When teachers attack

On a Wednesday morning near the end of the 10-week term last fall, Fickas introduced Battan and the rest of the class to the flip side of the Internet of Things—namely, its vulnerability to attack.

Working from his laptop, Fickas was able to eavesdrop on data messages that the student teams were sending one another. Then, he injected faulty information and commands into the communication, corrupting how the students’ computers performed their tasks.

“Aaaaaah,” Battan muttered—“no, no, no . . .” Her network had been invaded, and now the sensors connected to her computer were producing line after line of fraudulent data.

“Your goal is to stop me from doing this,” Fickas said, chuckling—“other than throwing my laptop out the window.”

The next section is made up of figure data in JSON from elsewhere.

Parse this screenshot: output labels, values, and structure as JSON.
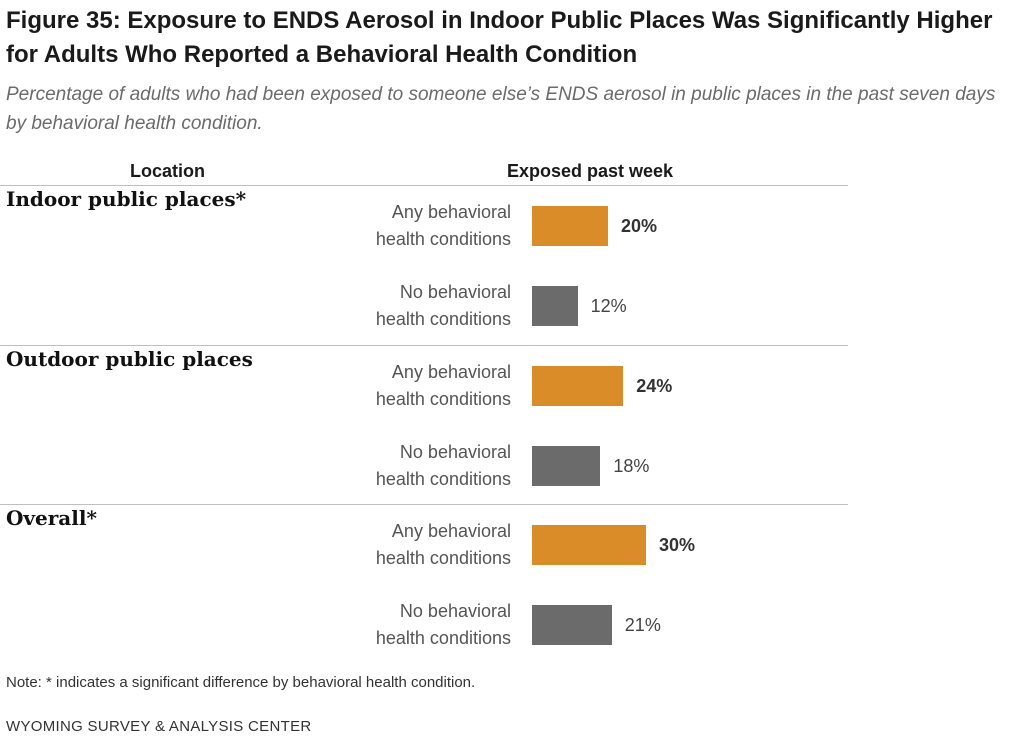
{
  "title": "Figure 35: Exposure to ENDS Aerosol in Indoor Public Places Was Significantly Higher for Adults Who Reported a Behavioral Health Condition",
  "subtitle": "Percentage of adults who had been exposed to someone else’s ENDS aerosol in public places in the past seven days by behavioral health condition.",
  "columns": {
    "location": "Location",
    "exposed": "Exposed past week"
  },
  "note": "Note: * indicates a significant difference by behavioral health condition.",
  "source": "WYOMING SURVEY & ANALYSIS CENTER",
  "colors": {
    "any": "#D98C28",
    "none": "#6B6B6B"
  },
  "chart_data": {
    "type": "bar",
    "orientation": "horizontal",
    "groups": [
      {
        "label": "Indoor public places*",
        "rows": [
          {
            "label_lines": [
              "Any behavioral",
              "health conditions"
            ],
            "value": 20,
            "value_label": "20%",
            "color_key": "any",
            "bold": true
          },
          {
            "label_lines": [
              "No behavioral",
              "health conditions"
            ],
            "value": 12,
            "value_label": "12%",
            "color_key": "none",
            "bold": false
          }
        ]
      },
      {
        "label": "Outdoor public places",
        "rows": [
          {
            "label_lines": [
              "Any behavioral",
              "health conditions"
            ],
            "value": 24,
            "value_label": "24%",
            "color_key": "any",
            "bold": true
          },
          {
            "label_lines": [
              "No behavioral",
              "health conditions"
            ],
            "value": 18,
            "value_label": "18%",
            "color_key": "none",
            "bold": false
          }
        ]
      },
      {
        "label": "Overall*",
        "rows": [
          {
            "label_lines": [
              "Any behavioral",
              "health conditions"
            ],
            "value": 30,
            "value_label": "30%",
            "color_key": "any",
            "bold": true
          },
          {
            "label_lines": [
              "No behavioral",
              "health conditions"
            ],
            "value": 21,
            "value_label": "21%",
            "color_key": "none",
            "bold": false
          }
        ]
      }
    ]
  }
}
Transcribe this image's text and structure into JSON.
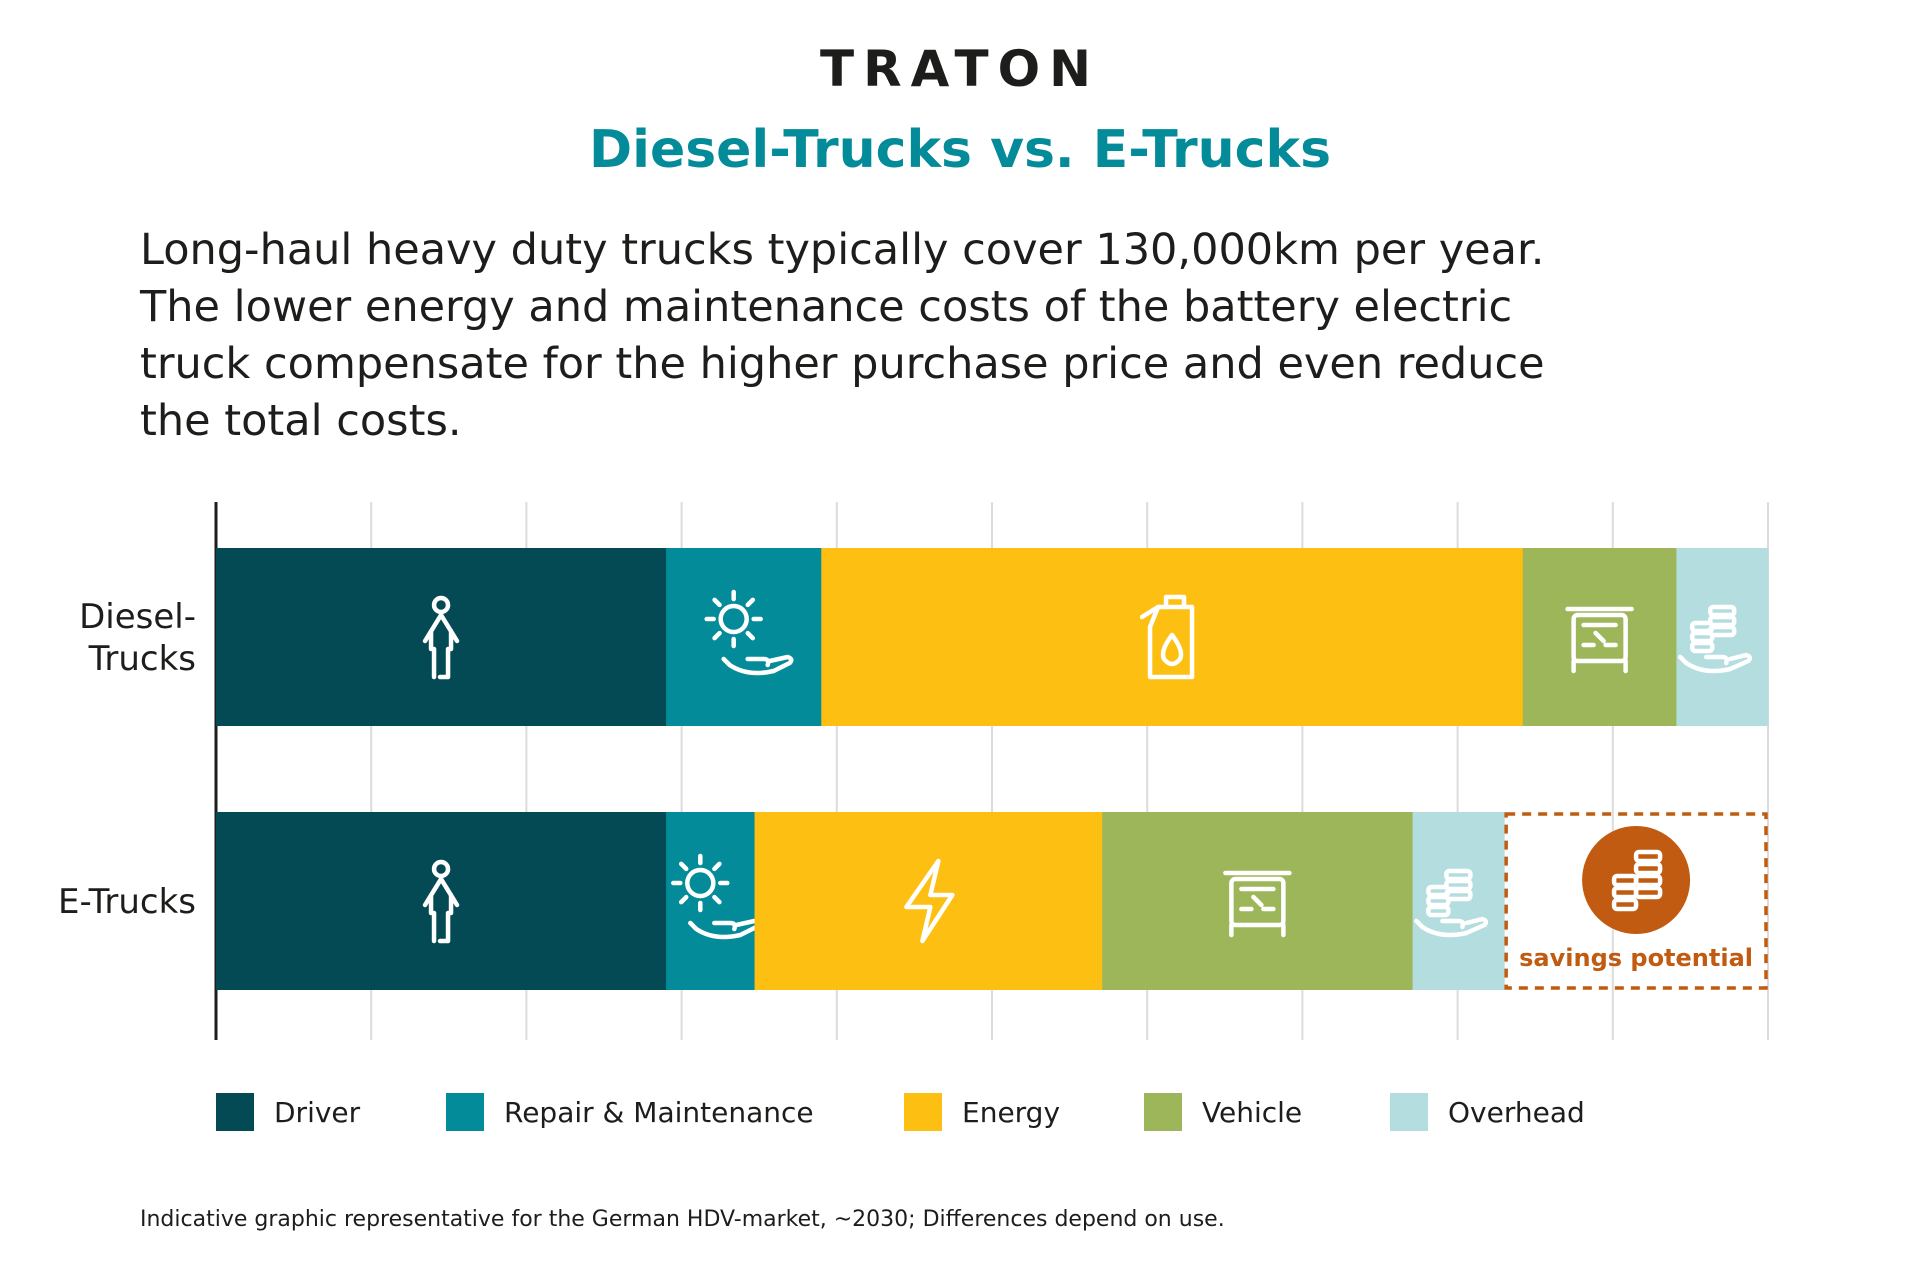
{
  "logo": {
    "text": "TRATON"
  },
  "title": "Diesel-Trucks vs. E-Trucks",
  "intro_lines": [
    "Long-haul heavy duty trucks typically cover 130,000km per year.",
    "The lower energy and maintenance costs of the battery electric",
    "truck compensate for the higher purchase price and even reduce",
    "the total costs."
  ],
  "footnote": "Indicative graphic representative for the German HDV-market, ~2030; Differences depend on use.",
  "colors": {
    "Driver": "#034a55",
    "Repair & Maintenance": "#038b99",
    "Energy": "#fcbf12",
    "Vehicle": "#9db65a",
    "Overhead": "#b4dde0",
    "savings": "#c05b11",
    "axis": "#1d1d1b",
    "grid": "#dcdcdc"
  },
  "chart_data": {
    "type": "bar",
    "orientation": "horizontal",
    "stacked": true,
    "categories": [
      "Diesel-\nTrucks",
      "E-Trucks"
    ],
    "xlim": [
      0,
      10
    ],
    "grid": true,
    "legend_position": "bottom",
    "series": [
      {
        "name": "Driver",
        "values": [
          2.9,
          2.9
        ],
        "icons": [
          "driver-icon",
          "driver-icon"
        ]
      },
      {
        "name": "Repair & Maintenance",
        "values": [
          1.0,
          0.57
        ],
        "icons": [
          "gear-hand-icon",
          "gear-hand-icon"
        ]
      },
      {
        "name": "Energy",
        "values": [
          4.52,
          2.24
        ],
        "icons": [
          "fuel-can-icon",
          "lightning-icon"
        ]
      },
      {
        "name": "Vehicle",
        "values": [
          0.99,
          2.0
        ],
        "icons": [
          "truck-icon",
          "truck-icon"
        ]
      },
      {
        "name": "Overhead",
        "values": [
          0.59,
          0.59
        ],
        "icons": [
          "coins-hand-icon",
          "coins-hand-icon"
        ]
      }
    ],
    "annotations": [
      {
        "bar": "E-Trucks",
        "label": "savings potential",
        "from": 8.3,
        "to": 10.0,
        "icon": "coins-icon"
      }
    ]
  }
}
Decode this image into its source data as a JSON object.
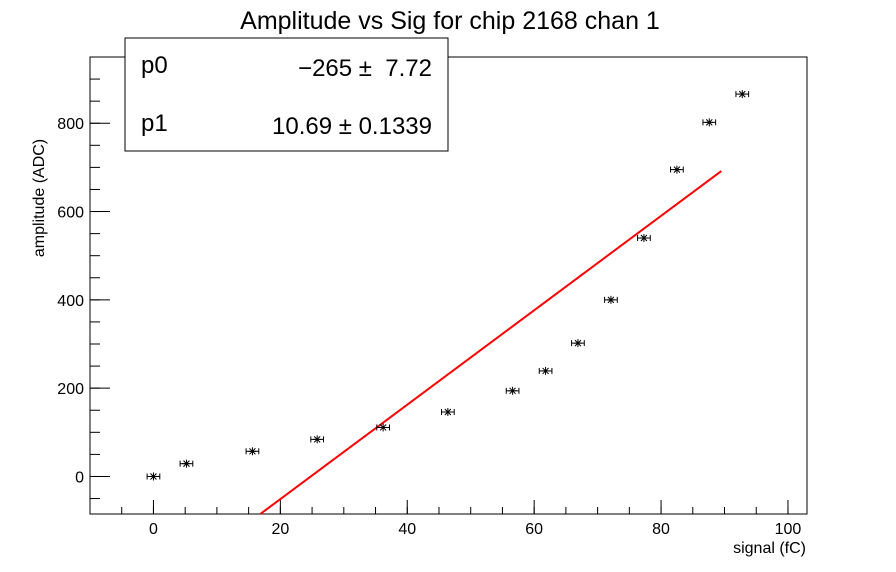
{
  "chart_data": {
    "type": "scatter",
    "title": "Amplitude vs Sig for chip 2168 chan 1",
    "xlabel": "signal (fC)",
    "ylabel": "amplitude (ADC)",
    "xlim": [
      -10,
      103
    ],
    "ylim": [
      -85,
      950
    ],
    "xticks": [
      0,
      20,
      40,
      60,
      80,
      100
    ],
    "yticks": [
      0,
      200,
      400,
      600,
      800
    ],
    "x_minor_step": 5,
    "y_minor_step": 50,
    "grid": false,
    "legend": "none",
    "marker": "star",
    "series": [
      {
        "x": [
          0,
          5.2,
          15.6,
          25.8,
          36.2,
          46.4,
          56.6,
          61.8,
          66.9,
          72.1,
          77.3,
          82.5,
          87.6,
          92.8
        ],
        "y": [
          0,
          29,
          57,
          84,
          111,
          146,
          194,
          239,
          302,
          400,
          540,
          695,
          802,
          866
        ],
        "xerr": [
          1,
          1,
          1,
          1,
          1,
          1,
          1,
          1,
          1,
          1,
          1,
          1,
          1,
          1
        ]
      }
    ],
    "fit": {
      "color": "#ff0000",
      "x_range": [
        16.8,
        89.5
      ],
      "p0": -265,
      "p1": 10.69
    },
    "stats_box": {
      "rows": [
        {
          "name": "p0",
          "value": "−265 ±  7.72"
        },
        {
          "name": "p1",
          "value": "10.69 ± 0.1339"
        }
      ]
    }
  }
}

The students were instructed to come up with a secret word and include it in the coding used to make their computers perform tasks and talk to each other. Then, by directing their computers to recognize only messages and commands carrying that word, they were able to repel Fickas’ attacks.

Battan was a quick study: within minutes, she had set up an effective defense and could watch with amusement as Fickas—posing as her partner, Carson Hauth—tried and failed to hijack her computer. “He’s trying to hack me, but my computer is not running,” she said, smiling. “It’s waiting for the real Carson, not the fake Carson.”

Fickas calls these man-in-the-middle attacks. It was clear from the laughs erupting every time a team repelled his advances that this lesson in online security was a big hit.

But where IoT is concerned, the real lesson is that there’s no such thing as a perfect defense.

“It’s a cat-and-mouse game,” Fickas said. “You can stop a certain type of attack, but another one always springs up.”